By Roy Bedlow, Founder & Chief Executive, Low Carbon

As London Climate Action Week begins, there are daily signs of the climate emergency edging further into our daily lives. Extreme weather events are shaping economies, threatening ecosystems, and disrupting communities.

The effects are no longer theoretical, we are living them. Europe is now the fastest-warming region in the world, according to the World Meteorological Organization (WMO), with four of Europe’s warmest years on record all occurring since 2020.

This is not simply an environmental emergency “The climate crisis is a health crisis. It’s already killing us – and without urgent action, it will get much worse,” as Dr. Hans Kluge, Regional Director of the World Health Organisation Office for Europe, starkly put the situation. The World Health Organisation state that a third of all heat-related deaths globally already happen in Europe.
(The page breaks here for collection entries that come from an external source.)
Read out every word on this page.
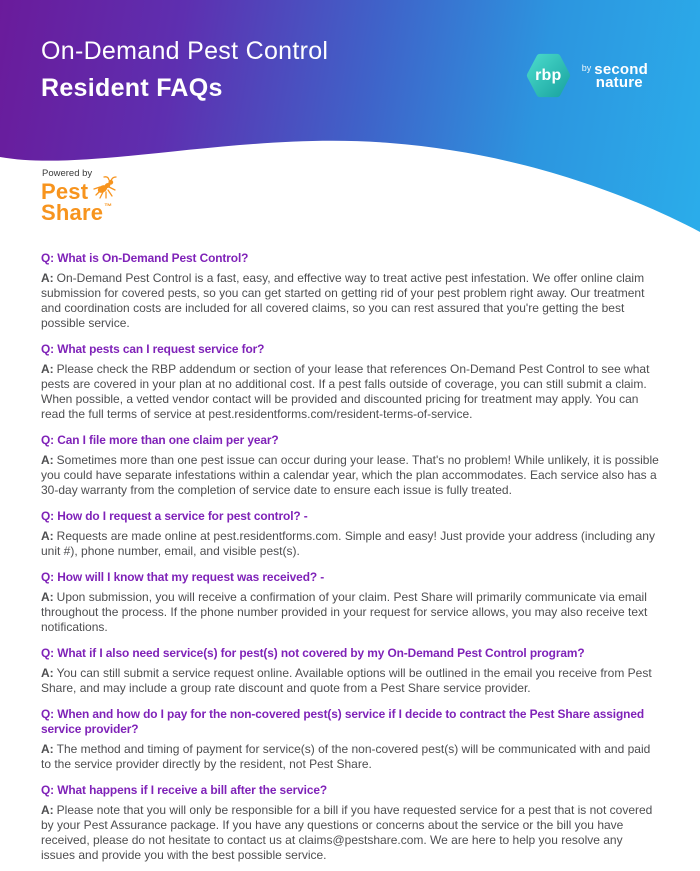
On-Demand Pest Control
Resident FAQs	rbp	by second
nature
Powered by
Pest
Share ™
Q: What is On-Demand Pest Control?

A: On-Demand Pest Control is a fast, easy, and effective way to treat active pest infestation. We offer online claim submission for covered pests, so you can get started on getting rid of your pest problem right away. Our treatment and coordination costs are included for all covered claims, so you can rest assured that you're getting the best possible service.

Q: What pests can I request service for?

A: Please check the RBP addendum or section of your lease that references On-Demand Pest Control to see what pests are covered in your plan at no additional cost. If a pest falls outside of coverage, you can still submit a claim. When possible, a vetted vendor contact will be provided and discounted pricing for treatment may apply. You can read the full terms of service at pest.residentforms.com/resident-terms-of-service.

Q: Can I file more than one claim per year?

A: Sometimes more than one pest issue can occur during your lease. That's no problem! While unlikely, it is possible you could have separate infestations within a calendar year, which the plan accommodates. Each service also has a 30-day warranty from the completion of service date to ensure each issue is fully treated.

Q: How do I request a service for pest control? -

A: Requests are made online at pest.residentforms.com. Simple and easy! Just provide your address (including any unit #), phone number, email, and visible pest(s).

Q: How will I know that my request was received? -

A: Upon submission, you will receive a confirmation of your claim. Pest Share will primarily communicate via email throughout the process. If the phone number provided in your request for service allows, you may also receive text notifications.

Q: What if I also need service(s) for pest(s) not covered by my On-Demand Pest Control program?

A: You can still submit a service request online. Available options will be outlined in the email you receive from Pest Share, and may include a group rate discount and quote from a Pest Share service provider.

Q: When and how do I pay for the non-covered pest(s) service if I decide to contract the Pest Share assigned service provider?

A: The method and timing of payment for service(s) of the non-covered pest(s) will be communicated with and paid to the service provider directly by the resident, not Pest Share.

Q: What happens if I receive a bill after the service?

A: Please note that you will only be responsible for a bill if you have requested service for a pest that is not covered by your Pest Assurance package. If you have any questions or concerns about the service or the bill you have received, please do not hesitate to contact us at claims@pestshare.com. We are here to help you resolve any issues and provide you with the best possible service.
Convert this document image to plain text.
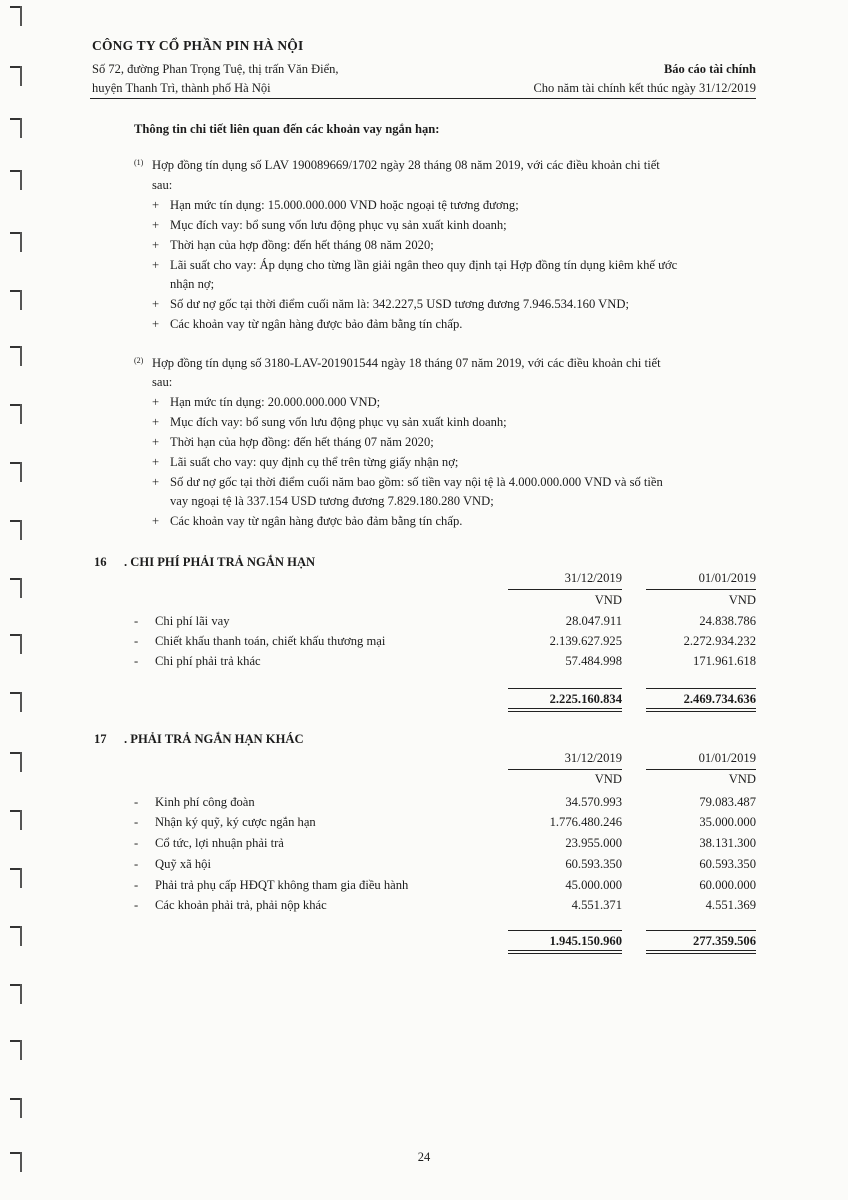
CÔNG TY CỔ PHẦN PIN HÀ NỘI
Số 72, đường Phan Trọng Tuệ, thị trấn Văn Điển,
huyện Thanh Trì, thành phố Hà Nội
Báo cáo tài chính
Cho năm tài chính kết thúc ngày 31/12/2019
Thông tin chi tiết liên quan đến các khoản vay ngắn hạn:
$^{(1)}$ Hợp đồng tín dụng số LAV 190089669/1702 ngày 28 tháng 08 năm 2019, với các điều khoản chi tiết
sau:
+ Hạn mức tín dụng: 15.000.000.000 VND hoặc ngoại tệ tương đương;
+ Mục đích vay: bổ sung vốn lưu động phục vụ sản xuất kinh doanh;
+ Thời hạn của hợp đồng: đến hết tháng 08 năm 2020;
+ Lãi suất cho vay: Áp dụng cho từng lần giải ngân theo quy định tại Hợp đồng tín dụng kiêm khế ước
nhận nợ;
+ Số dư nợ gốc tại thời điểm cuối năm là: 342.227,5 USD tương đương 7.946.534.160 VND;
+ Các khoản vay từ ngân hàng được bảo đảm bằng tín chấp.
$^{(2)}$ Hợp đồng tín dụng số 3180-LAV-201901544 ngày 18 tháng 07 năm 2019, với các điều khoản chi tiết
sau:
+ Hạn mức tín dụng: 20.000.000.000 VND;
+ Mục đích vay: bổ sung vốn lưu động phục vụ sản xuất kinh doanh;
+ Thời hạn của hợp đồng: đến hết tháng 07 năm 2020;
+ Lãi suất cho vay: quy định cụ thể trên từng giấy nhận nợ;
+ Số dư nợ gốc tại thời điểm cuối năm bao gồm: số tiền vay nội tệ là 4.000.000.000 VND và số tiền
vay ngoại tệ là 337.154 USD tương đương 7.829.180.280 VND;
+ Các khoản vay từ ngân hàng được bảo đảm bằng tín chấp.
16 . CHI PHÍ PHẢI TRẢ NGẮN HẠN
31/12/2019	01/01/2019
VND	VND
- Chi phí lãi vay	28.047.911	24.838.786
- Chiết khấu thanh toán, chiết khấu thương mại	2.139.627.925	2.272.934.232
- Chi phí phải trả khác	57.484.998	171.961.618
2.225.160.834	2.469.734.636
17 . PHẢI TRẢ NGẮN HẠN KHÁC
31/12/2019	01/01/2019
VND	VND
- Kinh phí công đoàn	34.570.993	79.083.487
- Nhận ký quỹ, ký cược ngắn hạn	1.776.480.246	35.000.000
- Cổ tức, lợi nhuận phải trả	23.955.000	38.131.300
- Quỹ xã hội	60.593.350	60.593.350
- Phải trả phụ cấp HĐQT không tham gia điều hành	45.000.000	60.000.000
- Các khoản phải trả, phải nộp khác	4.551.371	4.551.369
1.945.150.960	277.359.506
24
Since founding Low Carbon in 2011, I continue to believe that solutions to the climate crisis demand urgency, ambition, and unity. Clean energy is an essential part to the solution, but for it to scale at the pace we need, finance must go hand-in-hand.

The technologies required to decarbonise our grids already and that’s why Low Carbon focuses on building new solar, wind, and battery storage as scalable, sustainable alternatives to fossil fuel.

Clean energy has crossed a critical threshold. According to the International Energy Agency (IEA), global investment in clean energy is now twice that of fossil fuels. And this year, the IEA says investment in clean technologies - including renewables, nuclear, grid infrastructure, energy storage, low-emissions fuels, efficiency, and electrification - is expected to reach a record $2.2 trillion. This reflects not only accelerating decarbonisation efforts but also the growing influence of industrial and political policy in shaping energy transitions.

It’s time to treat climate action as an investment, not a cost. The necessary scale of transformation simply won’t happen unless finance actively commits to being part of the energy solution.

At Low Carbon, we’ve always believed that tackling climate change delivers measurable value. Clean energy infrastructure isn’t just a route to emissions reductions. It is a vehicle for long-term returns, energy security, and sustainable growth.

To achieve our goals, we need like-minded partners. Our ambition is to rapidly scale the creation of new renewable energy. New renewable infrastructure will prevent tonnes of carbon from entering the atmosphere, and will deliver stable, inflation-linked returns that support resilient energy systems.

For an energy transition to be successful, governments, businesses, financial institutions, and civil society must move together with clarity and urgency.

I call on the finance industry to understand the urgency of climate crisis. Low Carbon has a significant project pipeline and ready-to-build infrastructure that can channel ambition into action.

London Climate Action Week is a timely reminder that the UK has a leadership role to play in the global effort. As one of the world’s leading financial centres, we can make London a hub for climate-aligned investment. London can lead in the historic effort to transition the world to 100% renewable energy.

Without action, London is facing the threat of extreme heat. Scientists at Imperial College’s World Weather Attribution found the UK’s chance of 40C days has been increasing rapidly and is now over 20 times more likely than it was in the 1960s.

Let’s not wait until the next heatwave, the next wildfire, or the next flood to act.